3 Chiunque vinca sarà alle prese con una gestione ai limiti dell’impossibile della città a causa del Patto di Stabilità e del Piano Tronca (che non è stato evidentemente redatto con l’intento di rappresentare una gestione commissariale ma è un vero e proprio programma per la città di Roma, fatto di tagli e ridimensionamenti a trecentosessanta gradi). La situazione, dunque, comprometterebbe da una parte i delicati equilibri di governo, dall’altra quello dell’opposizione quale che sia, pentastellata o forzista anche perché oltre al piano Marchini è saltato anche quello dell’asse Lega-Fd’I.
La questione delle destre
A destra la situazione è altrettanto confusa: al momento i nomi in lizza sono Storace, Bertolaso e Di Stefano. Il primo è candidato dell’organizzazione politica da lui fondata, La Destra, mentre sul secondo e sul terzo le questioni tendono ad intrecciarsi. Bertolaso è stato tirato in ballo da Berlusconi e da Forza Italia, dopo che la danza intorno ai nomi papabili per ricoprire l’incarico di candidato a Sindaco di Roma s’era fatta sempre più frenetica col passare dei giorni. Prima Giorgia Meloni, poi Rita dalla Chiesa ma il nodo della questione è, come chiaramente si può comprendere, la partecipazione o meno della Lega Nord alla coalizione. In un primo momento, almeno a parere di chi scrive, si stava dando quasi per certa la candidatura di Giorgia Meloni con il supporto delle due associazioni rappresentanti Lega Nord e Casa Pound Italia (Noi con Salvini – Sovranità). Il nome dell’esponente di primo piano di Fratelli d’Italia, però, come spesso accade, è finito con l’essere evocato e mai concretizzato da nessuna delle tre forze in campo, men che meno da Fd’I stesso. Nel caso della conferma della candidatura di Giorgia Meloni, sarebbe stato più che ovvio un appoggio da parte dell’associazione Sovranità. Ma il vero coup de théâtre arriva quando scende in campo Bertolaso, nome evocato e concretizzato nella sua candidatura, da Forza Italia prima e Fratelli d’Italia poi. Il partito guidato dalla Meloni, però, non guarda di buon occhio quella candidatura e un nutrito gruppo della base romana dichiara il proprio appoggio per Storace, pur di non appoggiare Bertolaso. La Lega, avendo notato la situazione fluida che s’andava delineando, inizialmente opta per Bertolaso con riserve, poi critica il candidato e infine mette in dubbio la partecipazione stessa alle elezioni romane. In fondo, infatti, il progetto della destra nazionale – sia consentita l’espressione – di Salvini comprendeva una cooperazione molto stretta fra la sua organizzazione politica e Fratelli d’Italia, assieme alle associazioni Sovranità (CPI) e Noi Con Salvini. La questione, dunque, avrà un suo sviluppo nelle prossime ore e nei prossimi giorni dal momento che, se i candidati dovessero confermarsi, salterebbe il progetto nazionale di Salvini e forse anche il tandem Sovranità – Noi con Salvini alle prossime elezioni comunali di Roma.

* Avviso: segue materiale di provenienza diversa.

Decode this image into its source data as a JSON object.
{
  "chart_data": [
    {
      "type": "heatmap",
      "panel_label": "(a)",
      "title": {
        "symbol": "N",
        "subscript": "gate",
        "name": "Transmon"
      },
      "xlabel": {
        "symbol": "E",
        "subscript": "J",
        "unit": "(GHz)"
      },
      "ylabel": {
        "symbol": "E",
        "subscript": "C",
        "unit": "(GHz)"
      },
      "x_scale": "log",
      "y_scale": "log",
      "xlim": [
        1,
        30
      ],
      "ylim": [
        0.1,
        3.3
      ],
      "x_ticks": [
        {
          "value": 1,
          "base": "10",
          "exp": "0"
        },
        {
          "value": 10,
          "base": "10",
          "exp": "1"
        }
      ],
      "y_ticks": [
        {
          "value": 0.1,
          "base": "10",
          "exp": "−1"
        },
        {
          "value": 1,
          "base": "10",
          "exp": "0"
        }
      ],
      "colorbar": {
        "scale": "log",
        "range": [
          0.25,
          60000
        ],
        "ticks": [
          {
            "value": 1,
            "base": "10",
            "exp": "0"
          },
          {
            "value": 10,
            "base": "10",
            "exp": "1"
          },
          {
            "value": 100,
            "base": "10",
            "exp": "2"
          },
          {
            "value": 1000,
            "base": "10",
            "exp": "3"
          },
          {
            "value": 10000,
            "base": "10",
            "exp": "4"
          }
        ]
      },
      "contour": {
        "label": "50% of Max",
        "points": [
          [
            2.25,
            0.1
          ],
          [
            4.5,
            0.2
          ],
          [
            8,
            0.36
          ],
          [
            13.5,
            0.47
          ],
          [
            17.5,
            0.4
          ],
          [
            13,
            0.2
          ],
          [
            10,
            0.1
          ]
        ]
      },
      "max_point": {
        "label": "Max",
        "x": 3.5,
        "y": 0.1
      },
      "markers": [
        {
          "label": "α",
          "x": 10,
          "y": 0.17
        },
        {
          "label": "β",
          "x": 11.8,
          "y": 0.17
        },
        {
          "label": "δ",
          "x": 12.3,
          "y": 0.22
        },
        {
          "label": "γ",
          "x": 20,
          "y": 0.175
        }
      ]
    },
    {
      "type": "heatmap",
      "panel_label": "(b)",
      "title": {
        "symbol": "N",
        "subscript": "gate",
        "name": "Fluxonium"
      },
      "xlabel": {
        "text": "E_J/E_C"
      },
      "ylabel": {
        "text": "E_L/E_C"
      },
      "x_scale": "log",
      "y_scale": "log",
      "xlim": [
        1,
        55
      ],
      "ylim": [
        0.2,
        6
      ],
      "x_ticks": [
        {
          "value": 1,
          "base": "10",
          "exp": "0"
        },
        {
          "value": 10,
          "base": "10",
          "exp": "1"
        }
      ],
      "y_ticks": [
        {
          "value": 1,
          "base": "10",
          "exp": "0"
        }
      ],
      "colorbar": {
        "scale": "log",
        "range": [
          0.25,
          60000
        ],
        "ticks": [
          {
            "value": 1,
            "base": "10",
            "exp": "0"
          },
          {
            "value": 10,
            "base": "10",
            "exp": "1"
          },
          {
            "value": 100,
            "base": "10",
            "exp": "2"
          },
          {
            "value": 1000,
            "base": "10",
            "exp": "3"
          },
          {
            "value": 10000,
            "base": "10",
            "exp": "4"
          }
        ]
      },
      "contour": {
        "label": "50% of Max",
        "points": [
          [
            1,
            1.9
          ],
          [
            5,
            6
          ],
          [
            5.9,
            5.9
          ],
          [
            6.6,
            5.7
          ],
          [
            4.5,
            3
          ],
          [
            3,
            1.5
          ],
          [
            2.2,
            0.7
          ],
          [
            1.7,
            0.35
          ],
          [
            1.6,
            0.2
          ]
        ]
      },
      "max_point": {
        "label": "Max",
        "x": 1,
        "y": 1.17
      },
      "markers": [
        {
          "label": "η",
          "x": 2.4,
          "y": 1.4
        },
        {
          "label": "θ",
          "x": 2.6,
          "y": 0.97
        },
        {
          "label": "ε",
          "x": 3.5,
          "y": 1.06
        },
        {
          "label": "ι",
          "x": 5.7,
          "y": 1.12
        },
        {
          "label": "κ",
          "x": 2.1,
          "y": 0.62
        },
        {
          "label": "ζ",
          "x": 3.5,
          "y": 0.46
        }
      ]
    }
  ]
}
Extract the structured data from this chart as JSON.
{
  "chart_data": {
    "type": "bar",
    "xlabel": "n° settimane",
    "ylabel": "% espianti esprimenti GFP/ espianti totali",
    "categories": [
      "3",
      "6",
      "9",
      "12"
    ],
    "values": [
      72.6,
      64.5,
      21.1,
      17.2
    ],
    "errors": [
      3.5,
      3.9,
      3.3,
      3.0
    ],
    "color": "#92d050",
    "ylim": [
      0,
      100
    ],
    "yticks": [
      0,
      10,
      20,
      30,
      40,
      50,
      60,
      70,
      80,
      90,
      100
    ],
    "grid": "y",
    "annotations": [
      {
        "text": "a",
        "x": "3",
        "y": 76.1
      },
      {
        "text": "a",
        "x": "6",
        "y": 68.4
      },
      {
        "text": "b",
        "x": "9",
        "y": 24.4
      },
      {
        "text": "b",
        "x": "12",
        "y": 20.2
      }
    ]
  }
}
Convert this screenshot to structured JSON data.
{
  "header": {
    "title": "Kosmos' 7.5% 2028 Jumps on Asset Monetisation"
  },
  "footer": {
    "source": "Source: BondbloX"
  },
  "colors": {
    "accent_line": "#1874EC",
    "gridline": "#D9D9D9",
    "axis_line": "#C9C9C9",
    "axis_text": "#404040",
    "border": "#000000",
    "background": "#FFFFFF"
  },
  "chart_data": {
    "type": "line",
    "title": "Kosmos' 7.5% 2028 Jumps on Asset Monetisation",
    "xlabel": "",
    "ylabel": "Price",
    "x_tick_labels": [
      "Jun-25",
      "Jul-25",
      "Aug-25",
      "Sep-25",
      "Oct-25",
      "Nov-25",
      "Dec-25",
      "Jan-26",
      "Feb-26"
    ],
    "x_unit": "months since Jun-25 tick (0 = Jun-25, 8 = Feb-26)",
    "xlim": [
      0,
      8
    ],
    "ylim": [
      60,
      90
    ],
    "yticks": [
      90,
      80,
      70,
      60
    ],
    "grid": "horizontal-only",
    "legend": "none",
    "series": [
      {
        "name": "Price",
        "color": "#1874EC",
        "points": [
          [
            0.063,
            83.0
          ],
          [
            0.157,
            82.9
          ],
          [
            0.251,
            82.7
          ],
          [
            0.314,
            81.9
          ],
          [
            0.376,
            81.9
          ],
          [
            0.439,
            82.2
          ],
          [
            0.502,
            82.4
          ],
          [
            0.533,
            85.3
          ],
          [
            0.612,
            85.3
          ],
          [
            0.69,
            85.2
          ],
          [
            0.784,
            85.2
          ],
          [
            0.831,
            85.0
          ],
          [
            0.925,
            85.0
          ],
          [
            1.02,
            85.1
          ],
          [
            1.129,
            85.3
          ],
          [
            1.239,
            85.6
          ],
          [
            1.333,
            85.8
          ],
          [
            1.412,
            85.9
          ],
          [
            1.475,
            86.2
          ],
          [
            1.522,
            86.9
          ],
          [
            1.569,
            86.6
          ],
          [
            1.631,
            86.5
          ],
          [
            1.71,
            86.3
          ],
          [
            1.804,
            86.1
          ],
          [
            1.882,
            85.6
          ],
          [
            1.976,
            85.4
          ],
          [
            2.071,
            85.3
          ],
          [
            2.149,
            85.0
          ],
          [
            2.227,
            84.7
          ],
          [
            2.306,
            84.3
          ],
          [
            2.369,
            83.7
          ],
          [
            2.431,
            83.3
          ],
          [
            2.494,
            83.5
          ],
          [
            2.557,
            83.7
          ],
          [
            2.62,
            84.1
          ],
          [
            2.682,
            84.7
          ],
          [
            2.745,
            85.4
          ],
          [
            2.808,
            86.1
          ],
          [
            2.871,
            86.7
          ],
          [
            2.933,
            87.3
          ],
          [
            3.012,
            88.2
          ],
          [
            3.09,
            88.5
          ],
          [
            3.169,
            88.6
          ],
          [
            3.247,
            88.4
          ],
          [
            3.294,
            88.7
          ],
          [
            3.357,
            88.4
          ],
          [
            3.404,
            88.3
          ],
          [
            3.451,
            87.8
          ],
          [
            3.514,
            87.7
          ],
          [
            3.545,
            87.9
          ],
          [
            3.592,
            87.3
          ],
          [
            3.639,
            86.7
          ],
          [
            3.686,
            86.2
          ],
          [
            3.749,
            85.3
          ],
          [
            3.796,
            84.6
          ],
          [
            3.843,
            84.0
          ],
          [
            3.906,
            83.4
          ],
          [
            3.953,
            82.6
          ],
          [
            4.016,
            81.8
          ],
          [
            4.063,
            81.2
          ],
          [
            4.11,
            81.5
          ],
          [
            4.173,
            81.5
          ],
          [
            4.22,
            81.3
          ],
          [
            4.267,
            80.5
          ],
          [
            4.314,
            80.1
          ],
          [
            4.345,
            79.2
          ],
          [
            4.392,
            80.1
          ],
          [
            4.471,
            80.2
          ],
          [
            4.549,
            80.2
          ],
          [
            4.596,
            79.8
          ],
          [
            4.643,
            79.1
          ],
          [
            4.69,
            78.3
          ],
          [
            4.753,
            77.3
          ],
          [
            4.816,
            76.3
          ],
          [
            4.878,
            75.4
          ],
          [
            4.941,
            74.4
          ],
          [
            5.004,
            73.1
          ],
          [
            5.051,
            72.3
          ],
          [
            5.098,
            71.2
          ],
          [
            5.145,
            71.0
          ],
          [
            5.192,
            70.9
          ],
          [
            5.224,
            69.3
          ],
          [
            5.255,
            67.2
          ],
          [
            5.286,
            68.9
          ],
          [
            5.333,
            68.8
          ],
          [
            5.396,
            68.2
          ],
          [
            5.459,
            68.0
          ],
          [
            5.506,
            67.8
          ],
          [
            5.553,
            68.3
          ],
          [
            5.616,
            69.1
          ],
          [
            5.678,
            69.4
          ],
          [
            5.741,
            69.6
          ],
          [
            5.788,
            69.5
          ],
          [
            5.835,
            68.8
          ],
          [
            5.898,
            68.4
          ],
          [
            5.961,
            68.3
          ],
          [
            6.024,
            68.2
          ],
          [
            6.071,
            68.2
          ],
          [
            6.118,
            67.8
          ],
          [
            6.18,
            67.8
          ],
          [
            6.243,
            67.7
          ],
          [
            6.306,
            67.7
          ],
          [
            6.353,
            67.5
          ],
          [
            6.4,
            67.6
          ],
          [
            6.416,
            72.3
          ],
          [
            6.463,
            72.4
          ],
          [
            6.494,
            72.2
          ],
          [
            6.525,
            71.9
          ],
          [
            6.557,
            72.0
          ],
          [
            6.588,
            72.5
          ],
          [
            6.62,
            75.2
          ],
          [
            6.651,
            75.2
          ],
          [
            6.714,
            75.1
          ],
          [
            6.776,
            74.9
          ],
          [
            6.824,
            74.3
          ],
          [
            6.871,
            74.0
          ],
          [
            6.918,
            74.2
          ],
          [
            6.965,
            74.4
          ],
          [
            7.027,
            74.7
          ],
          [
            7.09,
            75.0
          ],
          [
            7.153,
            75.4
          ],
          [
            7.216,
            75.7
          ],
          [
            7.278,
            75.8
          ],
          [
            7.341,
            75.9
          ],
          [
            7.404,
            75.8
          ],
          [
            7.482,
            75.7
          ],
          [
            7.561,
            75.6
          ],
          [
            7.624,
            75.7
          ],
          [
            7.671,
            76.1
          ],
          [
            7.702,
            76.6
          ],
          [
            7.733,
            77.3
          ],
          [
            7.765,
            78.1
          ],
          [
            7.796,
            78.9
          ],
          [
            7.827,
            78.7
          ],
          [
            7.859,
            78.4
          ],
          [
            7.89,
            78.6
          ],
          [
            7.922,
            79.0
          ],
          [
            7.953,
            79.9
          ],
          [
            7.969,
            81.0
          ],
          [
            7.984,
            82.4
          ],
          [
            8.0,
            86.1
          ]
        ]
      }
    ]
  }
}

La conclusione, dunque, riporta alla domanda iniziale: al momento, nessuno sembra intenzionato ad addossarsi la responsabilità di governare Roma né di tirare fuori un nome che sia vincente o, quantomeno, emanazione d’una personalità forte che sia in grado di prendere le redini d’una città allo stremo, sotto tutti i punti di vista, come Roma.
E chissà che l’ipotesi di Cicchitto enunciata nel novembre scorso prima riportata non possa realizzarsi al ballottaggio…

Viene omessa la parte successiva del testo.